Whatever the teething problems on Women – like Spider-Man, it had a few – the result is amazing, visually: Michael Yeargan's sets create Almodóvar's cartoonish, primary-coloured, fast-moving post-Franco Madrid as a perfect crucible for the farcical shenanigans spreading from Lucia's (Patti LuPone) failed marriage to a valium-laced jug of gazpacho.

And as Women is produced by the non-profit Lincoln Center, the costs of (almost certainly) not extending the show's run beyond its allotted time at the end of January will be painlessly absorbed by the producers, and (fairly) good houses guaranteed from the subscription list.

Even when they mis-fire, new musical theatre experiments on Broadway stand a better chance than new plays, merely because the tourist audience prefers musicals to dramas.

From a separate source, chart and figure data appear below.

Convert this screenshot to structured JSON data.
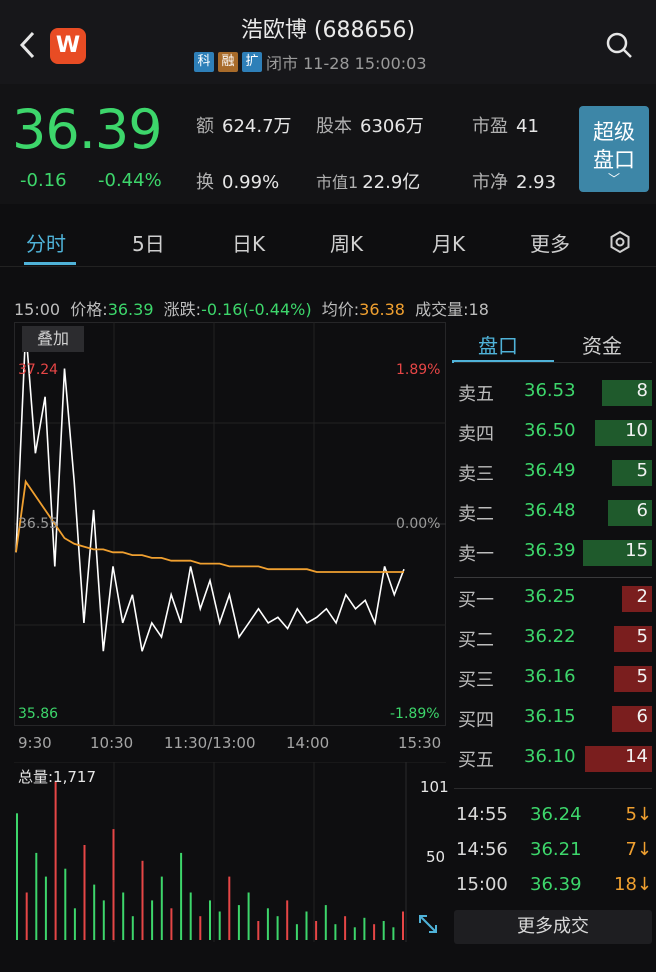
{
  "header": {
    "title": "浩欧博 (688656)",
    "logo_letter": "W",
    "tags": [
      "科",
      "融",
      "扩"
    ],
    "status": "闭市 11-28 15:00:03"
  },
  "quote": {
    "price": "36.39",
    "change": "-0.16",
    "change_pct": "-0.44%",
    "amount_label": "额",
    "amount": "624.7万",
    "share_label": "股本",
    "share": "6306万",
    "pe_label": "市盈",
    "pe": "41",
    "turnover_label": "换",
    "turnover": "0.99%",
    "mcap_label": "市值1",
    "mcap": "22.9亿",
    "pb_label": "市净",
    "pb": "2.93",
    "super_btn_line1": "超级",
    "super_btn_line2": "盘口",
    "super_btn_chevron": "﹀"
  },
  "tabs": [
    "分时",
    "5日",
    "日K",
    "周K",
    "月K",
    "更多"
  ],
  "info_bar": {
    "time": "15:00",
    "price_label": "价格:",
    "price": "36.39",
    "change_label": "涨跌:",
    "change": "-0.16(-0.44%)",
    "avg_label": "均价:",
    "avg": "36.38",
    "vol_label": "成交量:",
    "vol": "18"
  },
  "chart": {
    "overlay_label": "叠加",
    "y_high": "37.24",
    "y_mid": "36.55",
    "y_low": "35.86",
    "pct_high": "1.89%",
    "pct_mid": "0.00%",
    "pct_low": "-1.89%",
    "x_ticks": [
      "9:30",
      "10:30",
      "11:30/13:00",
      "14:00",
      "15:30"
    ],
    "vol_total": "总量:1,717",
    "vol_max": "101",
    "vol_mid": "50"
  },
  "chart_data": {
    "type": "line",
    "series": [
      {
        "values": [
          36.45,
          37.24,
          36.8,
          37.0,
          36.4,
          37.1,
          36.7,
          36.2,
          36.6,
          36.1,
          36.4,
          36.2,
          36.3,
          36.1,
          36.2,
          36.15,
          36.3,
          36.2,
          36.4,
          36.25,
          36.35,
          36.2,
          36.3,
          36.15,
          36.2,
          36.25,
          36.2,
          36.22,
          36.18,
          36.25,
          36.2,
          36.22,
          36.25,
          36.2,
          36.3,
          36.25,
          36.28,
          36.2,
          36.4,
          36.3,
          36.39
        ]
      },
      {
        "values": [
          36.45,
          36.7,
          36.65,
          36.6,
          36.55,
          36.5,
          36.48,
          36.47,
          36.46,
          36.46,
          36.45,
          36.45,
          36.44,
          36.44,
          36.43,
          36.43,
          36.42,
          36.42,
          36.42,
          36.41,
          36.41,
          36.41,
          36.4,
          36.4,
          36.4,
          36.4,
          36.39,
          36.39,
          36.39,
          36.39,
          36.39,
          36.38,
          36.38,
          36.38,
          36.38,
          36.38,
          36.38,
          36.38,
          36.38,
          36.38,
          36.38
        ]
      }
    ],
    "volumes": [
      80,
      30,
      55,
      40,
      100,
      45,
      20,
      60,
      35,
      25,
      70,
      30,
      15,
      50,
      25,
      40,
      20,
      55,
      30,
      15,
      25,
      18,
      40,
      22,
      30,
      12,
      20,
      15,
      25,
      10,
      18,
      12,
      22,
      10,
      15,
      8,
      14,
      10,
      12,
      8,
      18
    ]
  },
  "book": {
    "tab_active": "盘口",
    "tab_other": "资金",
    "asks": [
      {
        "label": "卖五",
        "price": "36.53",
        "vol": "8",
        "frac": 0.25
      },
      {
        "label": "卖四",
        "price": "36.50",
        "vol": "10",
        "frac": 0.29
      },
      {
        "label": "卖三",
        "price": "36.49",
        "vol": "5",
        "frac": 0.2
      },
      {
        "label": "卖二",
        "price": "36.48",
        "vol": "6",
        "frac": 0.22
      },
      {
        "label": "卖一",
        "price": "36.39",
        "vol": "15",
        "frac": 0.35
      }
    ],
    "bids": [
      {
        "label": "买一",
        "price": "36.25",
        "vol": "2",
        "frac": 0.15
      },
      {
        "label": "买二",
        "price": "36.22",
        "vol": "5",
        "frac": 0.19
      },
      {
        "label": "买三",
        "price": "36.16",
        "vol": "5",
        "frac": 0.19
      },
      {
        "label": "买四",
        "price": "36.15",
        "vol": "6",
        "frac": 0.2
      },
      {
        "label": "买五",
        "price": "36.10",
        "vol": "14",
        "frac": 0.34
      }
    ],
    "trades": [
      {
        "time": "14:55",
        "price": "36.24",
        "vol": "5",
        "arrow": "↓"
      },
      {
        "time": "14:56",
        "price": "36.21",
        "vol": "7",
        "arrow": "↓"
      },
      {
        "time": "15:00",
        "price": "36.39",
        "vol": "18",
        "arrow": "↓"
      }
    ],
    "more_label": "更多成交"
  },
  "colors": {
    "up": "#e64646",
    "down": "#3dd66b",
    "accent": "#4fb2d8",
    "avg_line": "#f0a030"
  }
}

Current offerings include not only the London-bound nostalgia fest Million Dollar Quartet, featuring the ghosts of Elvis Presley, Johnny Cash, Jerry Lee Lewis and Carl Perkins, and Memphis, set in the underground dance clubs of the 1950s; but also Next to Normal, a frighteningly good and daring new musical built around ordinary domestic suburban life and bi-polar disorder, and a stunning rock concert, American Idiot, based on the Clash-lite, punk-friendly songs of rock group Green Day.

American Idiot is apparently a fairly cynical synthesis of rock musical elements in Hair, Rent and the recent brilliant musical of Spring Awakening. But it does at least show signs of genuine creativity and concern for the musical theatre genre, just as one way of looking at Next to Normal is as a development of a new psychoanalytical approach instigated by Stephen Sondheim himself in Company 40 years ago.

And even Bono admits that he was spurred into action on Spider-Man by an off-the-cuff remark by Andrew Lloyd Webber to the effect that he (Lloyd Webber) was grateful to other rock musicians for leaving him alone to get on with writing musical theatre... Those words could still come back to haunt him, just like his own long-running Phantom. The real question is: will Spider-Man ever have a chance to be taken seriously by the audience, and the critics; or will it be remembered as just one more, highly significant, staging post on Broadway's accelerating journey towards self-inflicted economic disaster, cultural oblivion and melt-down?